Science Fair Project Encyclopedia
Captain Trevor Hampton
Captain Trevor Hampton was born in Birmingham in 1912 or 1913. He joined the car making firm Austin as an apprentice and raced motorcycles on the Isle of Man. At age 23 he bought a 27-foot yacht but had to give it up because his wife was chronically seasick. He became a Wellington bomber pilot in the RAF. He became a senior test pilot and Flight Lieutenant and got the Flight Cross . While in the RAF at Lossiemouth in Scotland he started diving, making a crude open-circuit (probably constant-flow) scuba from a gas mask and ex-RAF pilot's oxygen cylinders.
After WWII he bought a boat and set sail on it but had to give it up because of a knee injury. He set up business as a marine surveyor and yacht broker at Warfleet Creek in Dartmouth in Devon. He read Cousteau's book "The Silent World" and bought an aqualung from Siebe Gorman, which had started making them, in case it was any use to him. He dived with the first Cousteau-type aqualung made in Britain.
In 1953 a young man asked him for aqualung training, and he took £5 for a 3-day training course.
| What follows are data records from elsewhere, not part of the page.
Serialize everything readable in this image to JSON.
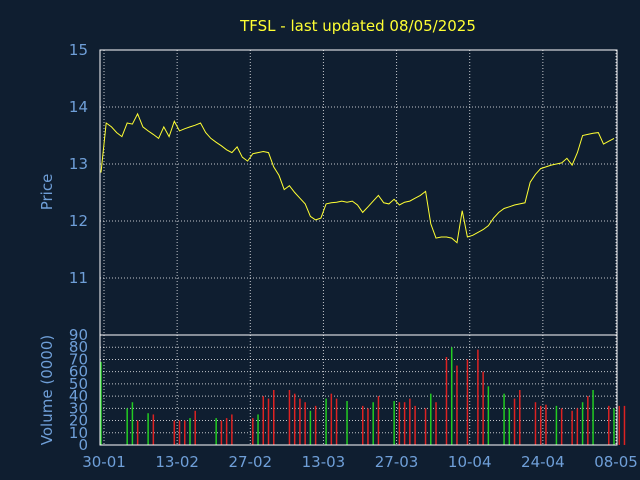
{
  "chart_data": [
    {
      "type": "line",
      "title": "TFSL - last updated 08/05/2025",
      "ylabel": "Price",
      "ylim": [
        11,
        15
      ],
      "yticks": [
        11,
        12,
        13,
        14,
        15
      ],
      "grid": true,
      "line_color": "#ffff33",
      "series": [
        {
          "values": [
            12.85,
            13.72,
            13.65,
            13.55,
            13.48,
            13.72,
            13.7,
            13.88,
            13.65,
            13.58,
            13.52,
            13.45,
            13.65,
            13.48,
            13.75,
            13.58,
            13.62,
            13.65,
            13.68,
            13.72,
            13.55,
            13.45,
            13.38,
            13.32,
            13.25,
            13.2,
            13.3,
            13.12,
            13.05,
            13.18,
            13.2,
            13.22,
            13.2,
            12.95,
            12.8,
            12.55,
            12.62,
            12.5,
            12.4,
            12.3,
            12.08,
            12.02,
            12.05,
            12.3,
            12.32,
            12.33,
            12.35,
            12.33,
            12.35,
            12.28,
            12.15,
            12.25,
            12.35,
            12.45,
            12.32,
            12.3,
            12.38,
            12.28,
            12.33,
            12.35,
            12.4,
            12.45,
            12.52,
            11.95,
            11.7,
            11.72,
            11.72,
            11.7,
            11.62,
            12.18,
            11.72,
            11.75,
            11.8,
            11.85,
            11.92,
            12.05,
            12.15,
            12.22,
            12.25,
            12.28,
            12.3,
            12.32,
            12.68,
            12.82,
            12.92,
            12.95,
            12.98,
            13.0,
            13.02,
            13.1,
            12.98,
            13.2,
            13.5,
            13.52,
            13.54,
            13.55,
            13.35,
            13.4,
            13.45
          ]
        }
      ]
    },
    {
      "type": "bar",
      "ylabel": "Volume (0000)",
      "ylim": [
        0,
        90
      ],
      "yticks": [
        0,
        10,
        20,
        30,
        40,
        50,
        60,
        70,
        80,
        90
      ],
      "grid": true,
      "x_tick_labels": [
        "30-01",
        "13-02",
        "27-02",
        "13-03",
        "27-03",
        "10-04",
        "24-04",
        "08-05"
      ],
      "bar_colors": {
        "up": "#22cc22",
        "down": "#dd2222"
      },
      "values": [
        68,
        0,
        0,
        0,
        0,
        30,
        35,
        20,
        0,
        26,
        25,
        0,
        0,
        0,
        20,
        20,
        20,
        22,
        28,
        0,
        0,
        0,
        22,
        20,
        22,
        25,
        0,
        0,
        0,
        22,
        25,
        40,
        38,
        45,
        0,
        0,
        45,
        42,
        38,
        35,
        28,
        32,
        0,
        38,
        42,
        38,
        0,
        36,
        0,
        0,
        32,
        30,
        35,
        40,
        0,
        0,
        36,
        35,
        35,
        38,
        32,
        0,
        30,
        42,
        35,
        0,
        72,
        80,
        65,
        0,
        70,
        0,
        78,
        60,
        48,
        0,
        0,
        42,
        30,
        38,
        45,
        0,
        0,
        35,
        32,
        33,
        0,
        32,
        30,
        0,
        28,
        30,
        35,
        40,
        45,
        0,
        0,
        32,
        30,
        32,
        32
      ],
      "directions": [
        "up",
        "up",
        "up",
        "up",
        "up",
        "up",
        "up",
        "down",
        "down",
        "up",
        "down",
        "down",
        "down",
        "down",
        "down",
        "down",
        "down",
        "up",
        "down",
        "down",
        "down",
        "down",
        "up",
        "down",
        "down",
        "down",
        "down",
        "down",
        "down",
        "down",
        "up",
        "down",
        "down",
        "down",
        "down",
        "down",
        "down",
        "down",
        "down",
        "down",
        "up",
        "down",
        "down",
        "up",
        "down",
        "down",
        "down",
        "up",
        "down",
        "down",
        "down",
        "down",
        "up",
        "down",
        "down",
        "down",
        "up",
        "down",
        "down",
        "down",
        "down",
        "down",
        "down",
        "up",
        "down",
        "down",
        "down",
        "up",
        "down",
        "down",
        "down",
        "up",
        "down",
        "down",
        "up",
        "down",
        "down",
        "up",
        "up",
        "down",
        "down",
        "down",
        "up",
        "down",
        "down",
        "down",
        "down",
        "up",
        "down",
        "down",
        "down",
        "down",
        "up",
        "down",
        "up",
        "up",
        "down",
        "down",
        "up",
        "down",
        "down"
      ]
    }
  ]
}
As a result, he started the British Underwater Centre , where he trained many well-known people and some of the first members of the BSAC in aqualung diving and oxygen rebreather diving and standard diving dress diving. Over the years he trained around 3000 people.
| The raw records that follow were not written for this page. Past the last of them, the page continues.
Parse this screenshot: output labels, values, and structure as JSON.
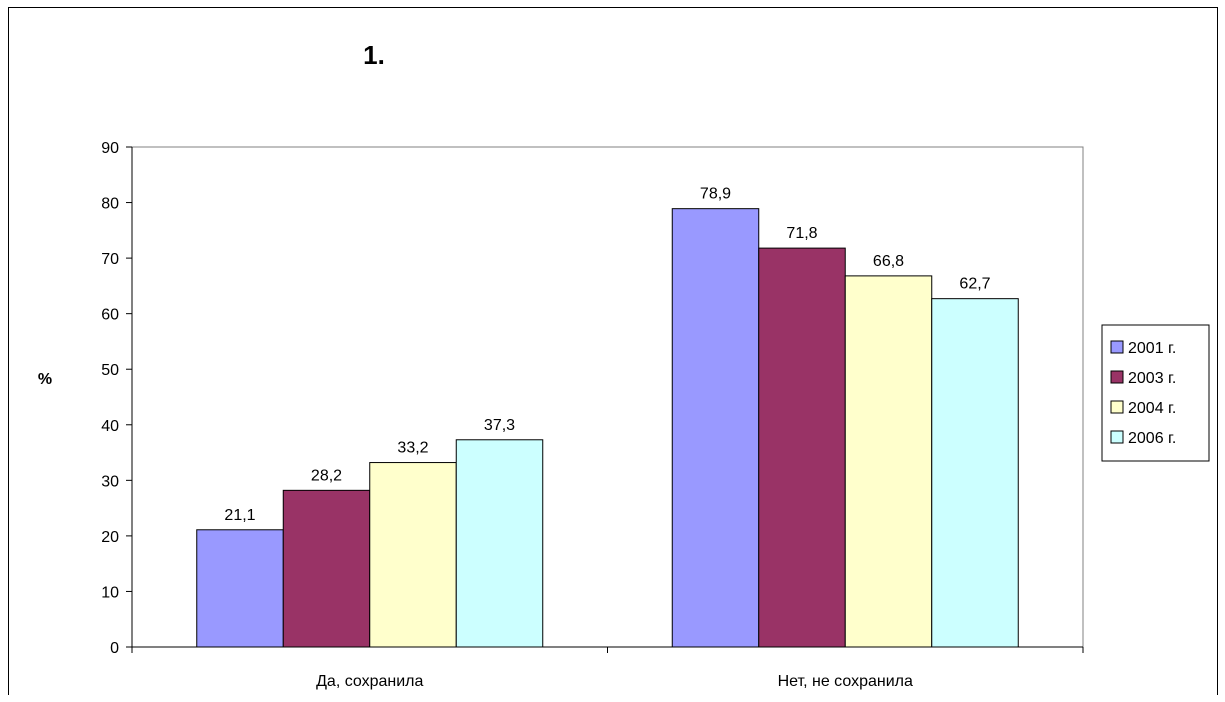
{
  "chart_data": {
    "type": "bar",
    "title": "1.",
    "xlabel": "",
    "ylabel": "%",
    "ylim": [
      0,
      90
    ],
    "yticks": [
      0,
      10,
      20,
      30,
      40,
      50,
      60,
      70,
      80,
      90
    ],
    "categories": [
      "Да, сохранила",
      "Нет, не сохранила"
    ],
    "series": [
      {
        "name": "2001 г.",
        "color": "#9999ff",
        "values": [
          21.1,
          78.9
        ],
        "labels": [
          "21,1",
          "78,9"
        ]
      },
      {
        "name": "2003 г.",
        "color": "#993366",
        "values": [
          28.2,
          71.8
        ],
        "labels": [
          "28,2",
          "71,8"
        ]
      },
      {
        "name": "2004 г.",
        "color": "#ffffcc",
        "values": [
          33.2,
          66.8
        ],
        "labels": [
          "33,2",
          "66,8"
        ]
      },
      {
        "name": "2006 г.",
        "color": "#ccffff",
        "values": [
          37.3,
          62.7
        ],
        "labels": [
          "37,3",
          "62,7"
        ]
      }
    ],
    "grid": false,
    "legend": "right"
  }
}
For much of the time he used a Siebe Gorman Mark IV Amphibian oxygen rebreather to train divers with in oxygen diving, until in the 1960's he sold it. After that he bought a Cressi-Sub sport diving oxygen rebreather from Italy, but after a year its breathing bag perished, and he replaced it with a Siebe Gorman British naval type breathing bag, which is still as good as new now. After he sold that, he used emergency escape rebreathers which he adapted to have a longer dive duration.
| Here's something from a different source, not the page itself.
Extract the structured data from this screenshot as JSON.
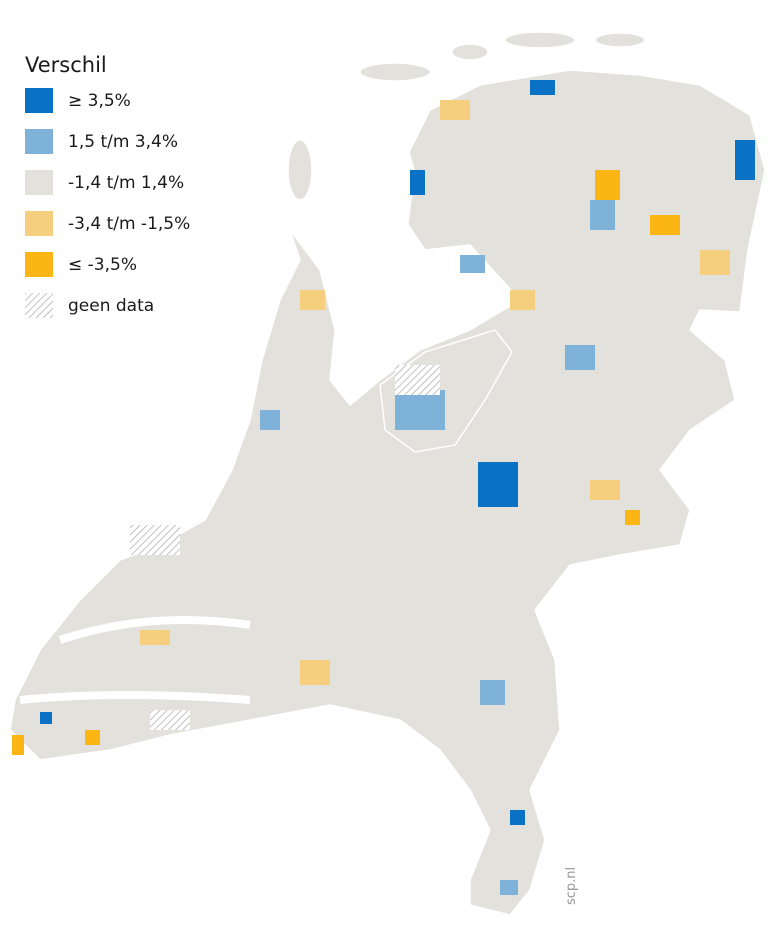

He described an incident when a team of trained British naval divers searched for an object lost underwater and did not find it; they then let Captain Hampton have a look, and at once found it directly under the naval divers' boat, at the center (and blind spot) of their circular search pattern.
He kept yachts and boats in Warfleet Creek. He assumed the title Captain himself because of his many long voyages in small and middle-sized boats.
He sold his diving school in 1976, at age 63, to two men, who tried to run the centre after him, but not well, and it closed down.
Several times he retired and afterwards drifted back into working.
He died 21 Feb 2002 by bursting of a triple aneurysm, at age 89.